Graphics Card/Power Problem

JonasOK

Prominent
Apr 15, 2017
2
0
510
A while ago I bought a used dell t5400 and put a gtx 760 in it for cheap gaming. It worked fairly well, and after the initial problems of the setup, I didn't have any others. Until now. I picked up a free computer with a radeon hd 7770 and thought that I would change up my system by putting my graphics card in there, but the gtx 760 needed an 8 pin and 6 pin for power, and the power supply in the free computer only had a 6 pin.

So I just booted the free computer up with the hd 7770 installed, and put in a different hard drive. The hard drive I used was the same one from the dell t5400 that I had, and I didn't erase it or anything, which I think was a mistake. The free computer booted up fine with the 7770 and my hard drive in it, except it couldn't connect to the internet and games wouldn't start. I realize now that I just needed to uninstall the drivers then restart, and windows 7 would have installed the correct ones, but I didn't know that at the time. I planned to just wipe the hard drive and reinstall windows.

I think that would have worked, but I got sidetracked by an idea: "I could use the existing 6 pin in the free computer and a 2 molex to 6 pin adapter. I thought this would act as two 6 pins, which is what I used in the dell for the gtx 760, even though the 760 should have a 6 pin and 8 pin." When I tried to start it up with the 760 in the free computer, it didn't POST.

I tried reverting back to the 7770 that worked in the free computer previously, and now that didn't work either. I tried using both the 7770 and gtx 760 in the dell, and neither worked. The only graphics card I got to work in the dell was an Nvidia quadro fx 1700, which only gets power from the motherboard. The quadro card doesn't work in the free computer though.

Specs of the free computer:
Asrock H61M-GE motherboard
16gb ddr3 ram
i3 2120
OCZ ModXStream 600w power supply
radeon hd 7770

Specs of the T5400:
two xeon e5430 cpus
dell 850w power supply
gtx 760 (works with quadro fx 1700)
seagate 500gb harddrive

I have tried:
Every combination of ram on each computer
Clearing cmos on each computer
Replacing motherboard battery on each computer
Tested the cpu of the free computer in a friend's computer of the same socket type
Booting free computer without a graphics card
Using the ram of the free computer in the same friends computer
Using different ram in the free computer
Installing a speaker to the motherboard of the free computer, still didn't get a beep code for that

Things to note:

The free computer doesn't give a beep code, even when I bought a new motherboard speaker for it.

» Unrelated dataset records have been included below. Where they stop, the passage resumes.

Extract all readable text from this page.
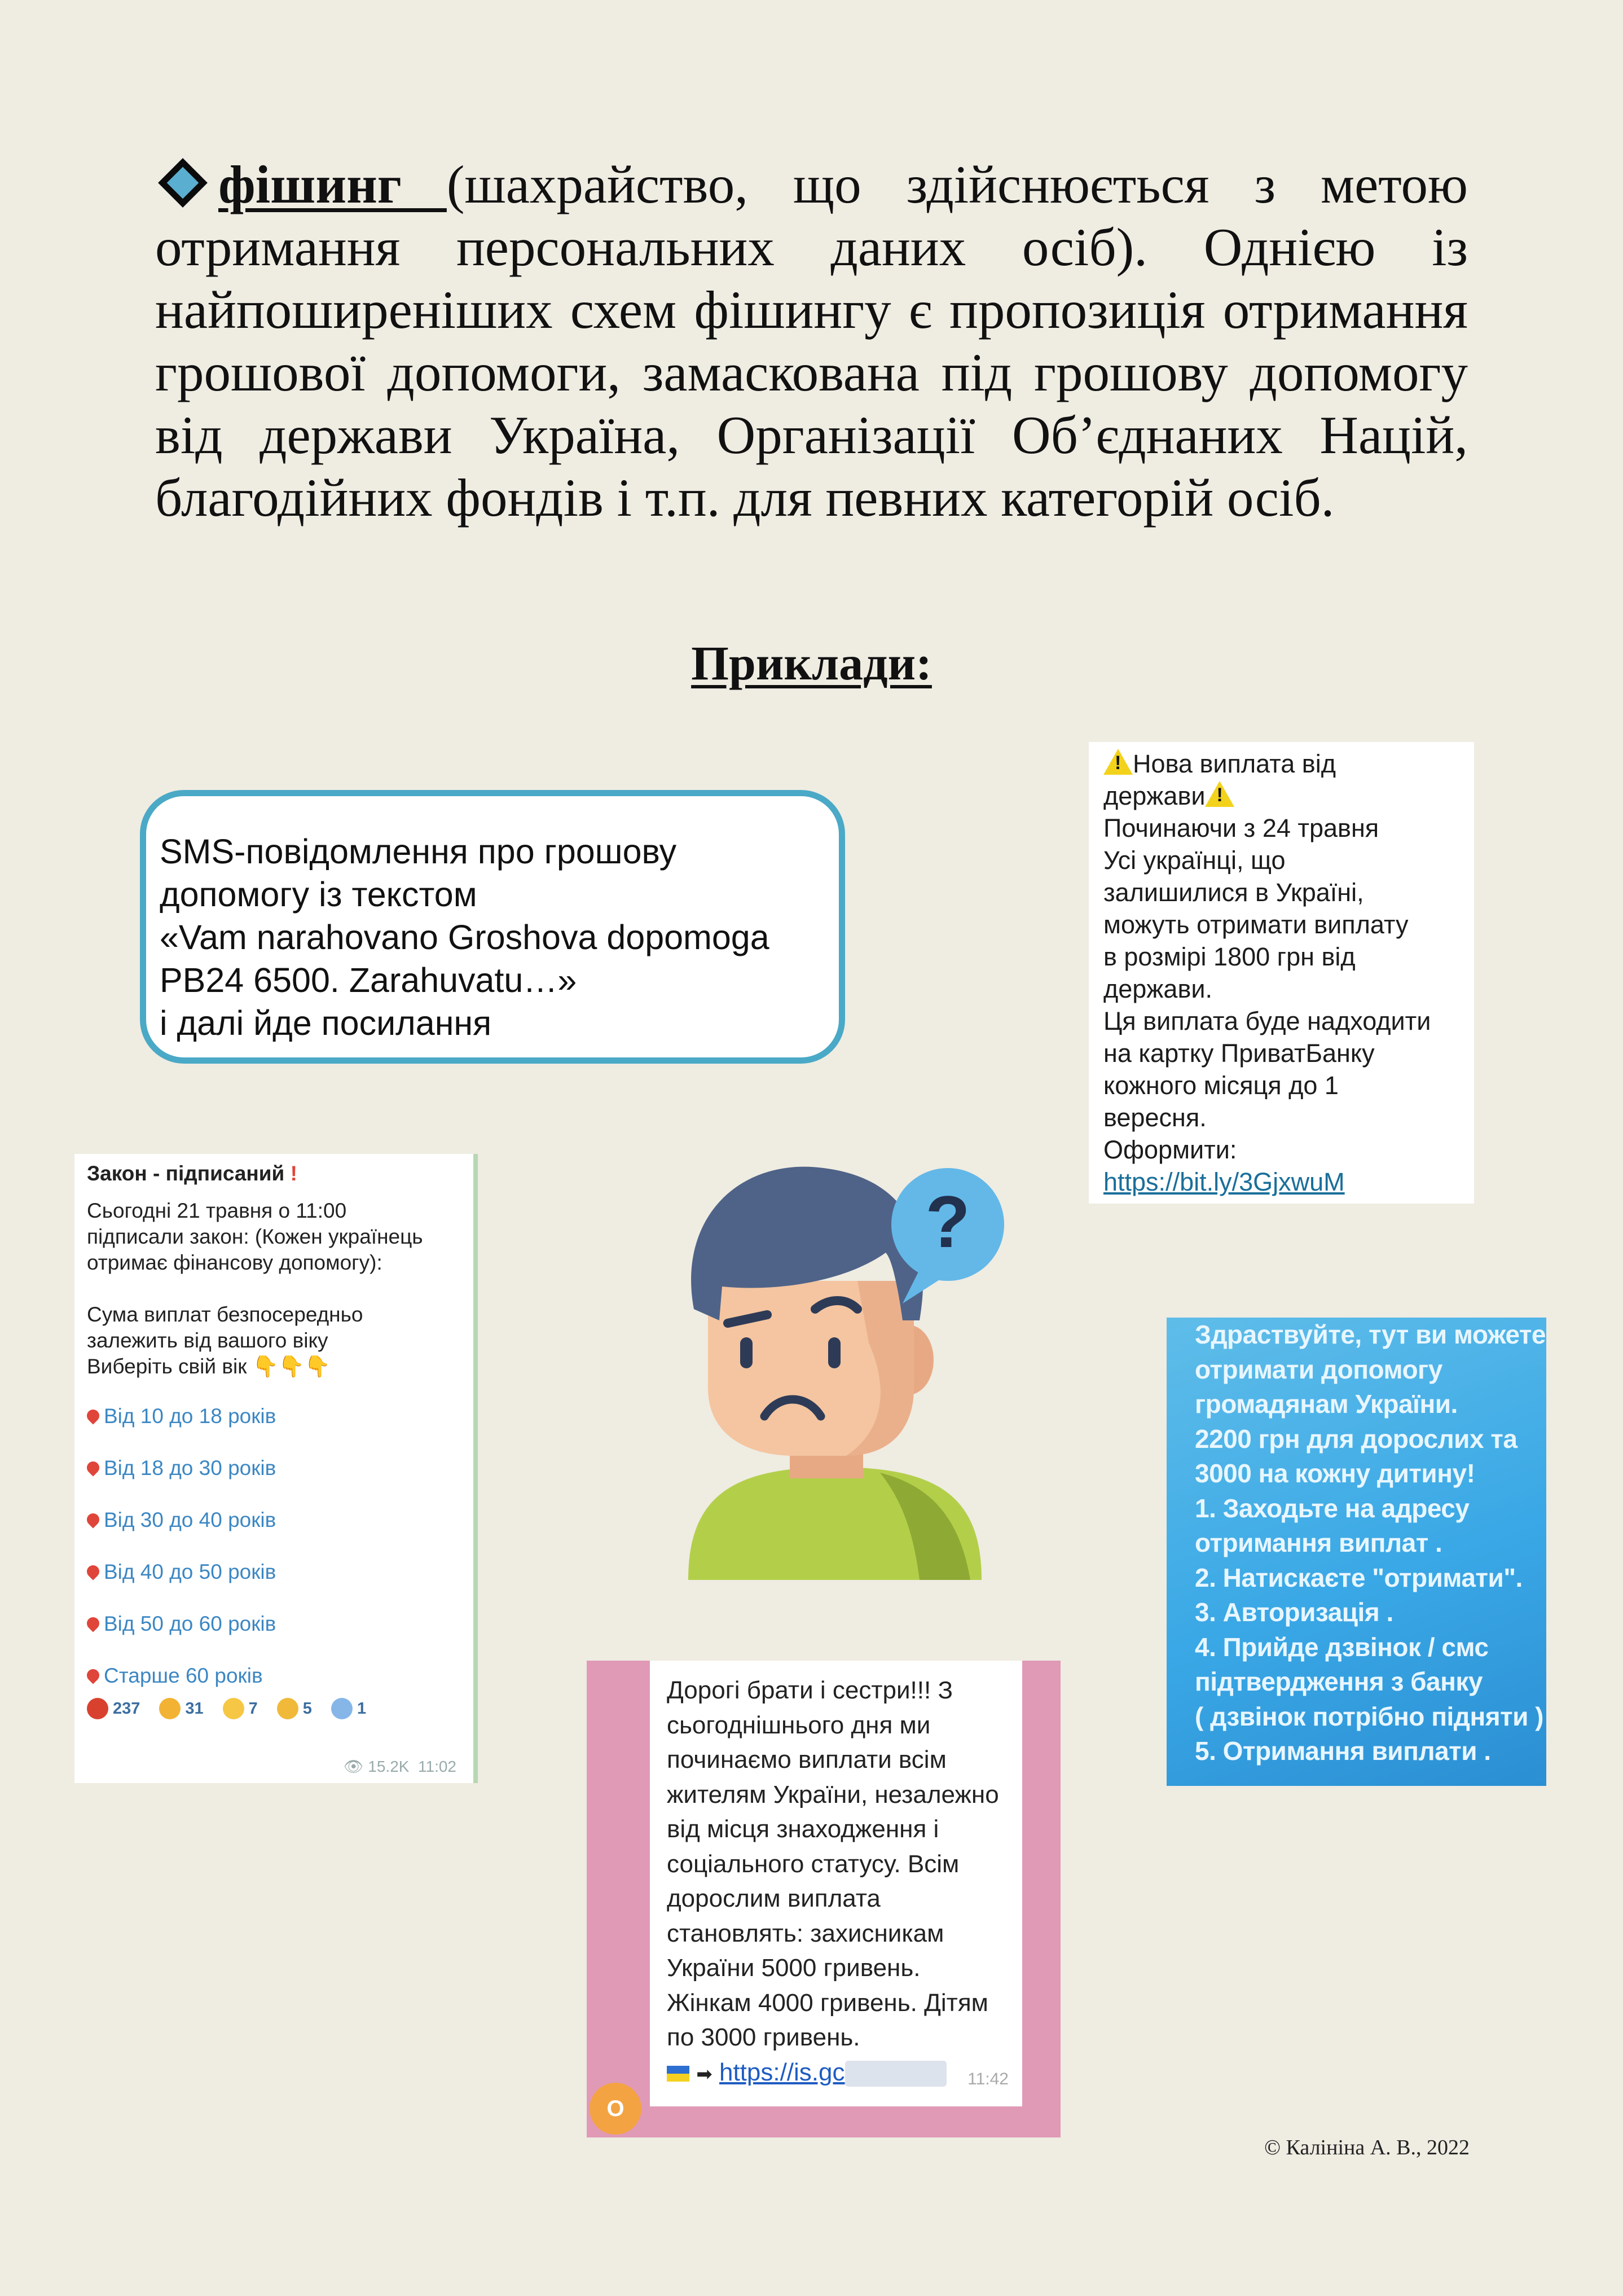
фішинг (шахрайство, що здійснюється з метою отримання персональних даних осіб). Однією із найпоширеніших схем фішингу є пропозиція отримання грошової допомоги, замаскована під грошову допомогу від держави Україна, Організації Об’єднаних Націй, благодійних фондів і т.п. для певних категорій осіб.

Приклади:
SMS-повідомлення про грошову
допомогу із текстом
«Vam narahovano Groshova dopomoga
PB24 6500. Zarahuvatu…»
і далі йде посилання
!Нова виплата від
держави!
Починаючи з 24 травня
Усі українці, що
залишилися в Україні,
можуть отримати виплату
в розмірі 1800 грн від
держави.
Ця виплата буде надходити
на картку ПриватБанку
кожного місяця до 1
вересня.
Оформити:
https://bit.ly/3GjxwuM
Закон - підписаний !
Сьогодні 21 травня о 11:00
підписали закон: (Кожен українець
отримає фінансову допомогу):
Сума виплат безпосередньо
залежить від вашого віку
Виберіть свій вік 👇👇👇
Від 10 до 18 років
Від 18 до 30 років
Від 30 до 40 років
Від 40 до 50 років
Від 50 до 60 років
Старше 60 років
237	31	7	5	1
👁 15.2K 11:02
?
Здраствуйте, тут ви можете
отримати допомогу
громадянам України.
2200 грн для дорослих та
3000 на кожну дитину!
1. Заходьте на адресу
отримання виплат .
2. Натискаєте "отримати".
3. Авторизація .
4. Прийде дзвінок / смс
підтвердження з банку
( дзвінок потрібно підняти )
5. Отримання виплати .
Дорогі брати і сестри!!! З
сьогоднішнього дня ми
починаємо виплати всім
жителям України, незалежно
від місця знаходження і
соціального статусу. Всім
дорослим виплата
становлять: захисникам
України 5000 гривень.
Жінкам 4000 гривень. Дітям
по 3000 гривень.
➡ https://is.gc	11:42
О
© Калініна А. В., 2022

The only way I can get the dell to work is using the fx 1700. With the other 2 cards I get a 2 beep code, which means there is a ram error.

Any ideas to get either computer working with the gtx 760 or the hd 7770?



 
Solution
I think the fact that of the three cards, the one that works is the one that doesn't require power from the power supply means that the power supply is the issue. You might have burned out the pci-ex and/or molex power in the power supply.

You can test this by testing the cards, nothing else, in your friend's computer. If they work, then you know the power supply is the issue.

Some lessons: Never transfer a hard drive with the OS installed into another computer without doing a clean install of Windows. You aren't going to avoid needing a license or Windows key doing that. Have the proper power supply for the components you use before you do anything else. When you halfass connections then you make troubleshooting problems much more...
I think the fact that of the three cards, the one that works is the one that doesn't require power from the power supply means that the power supply is the issue. You might have burned out the pci-ex and/or molex power in the power supply.

You can test this by testing the cards, nothing else, in your friend's computer. If they work, then you know the power supply is the issue.

Some lessons: Never transfer a hard drive with the OS installed into another computer without doing a clean install of Windows. You aren't going to avoid needing a license or Windows key doing that. Have the proper power supply for the components you use before you do anything else. When you halfass connections then you make troubleshooting problems much more difficult for no good reason.